Making her Olympic debut on the just the second day of the Games in the women’s 500m heats, Stoddard slipped coming around a corner and shot feet-first into the padding. The blow pushed her right knee up to her face, where her nose suffered a direct blow.
“I literally broke myself,” the 21-year-old says with a laugh, telling On Her Turf that she’s suffered far more severe injuries during her days as an inline skater. “I’ve had worse injuries in inline because it’s like — you fall on the concrete, so your skin gets torn off and stuff, and you still have to race the next race like that.
“I think inline really helped me to not surrender to small injuries. I guess if I was to break any bone at the Olympics, it would be my nose because I can still skate with a broken nose.”
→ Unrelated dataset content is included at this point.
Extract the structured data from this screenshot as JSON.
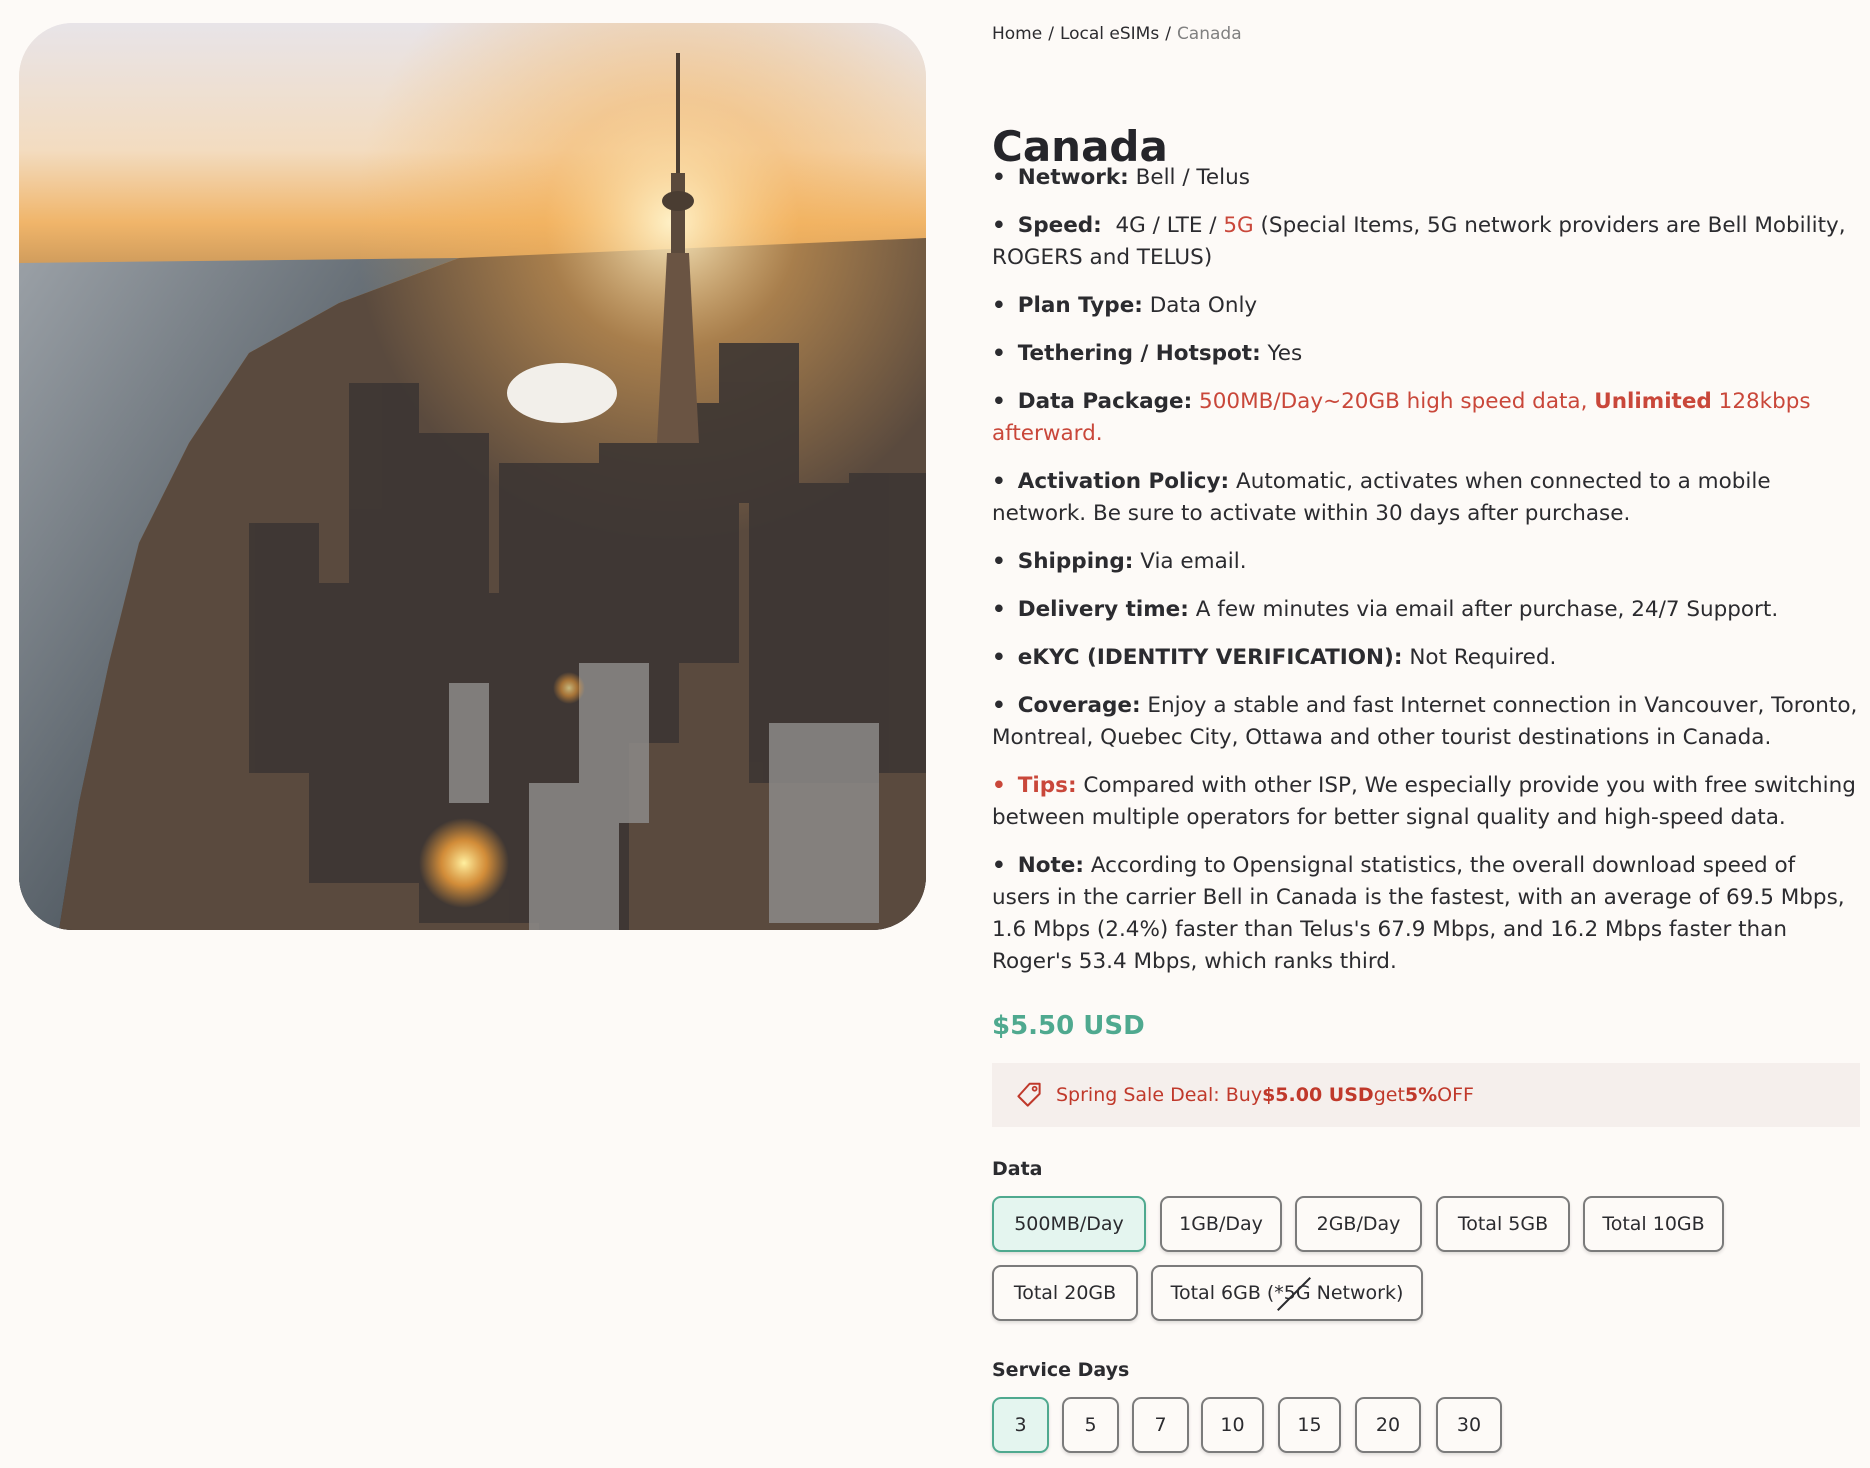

And skate she did, less than two hours later when she was included in the semifinal leg of the four-person U.S. mixed relay team. X-rays confirmed later that day that Stoddard had in fact broken her nose and required surgery, but she proceeded to compete the next two weeks with her nose askew. She slapped on a bandage and notched three top 10s, finishing seventh in the 1000m, eighth in the 3000m relay and eighth in the mixed team relay.
“They couldn’t reset it there because I’d have to go to the hospital, and if I went to the hospital then would break the quarantine, and then I would not be able to race,” recalls Stoddard, who’ll compete in the 1500m, 500m and 1000m at the ISU Four Continents Short Track Championships this Friday and Saturday in Salt Lake City. “So I just left it where it was and raced the rest of the days with it just broken and towards the side. And one of my nostrils — I couldn’t breathe through it.”
“It’s hilarious because off the ice, she’s the goofiest girl you’ve ever met,” says teammate and fellow Beijing Olympian Julie Letai ahead of last week’s short track World Cup in Salt Lake City. “She’s just so funny, and she’ll do anything just to make you laugh or make you feel better. …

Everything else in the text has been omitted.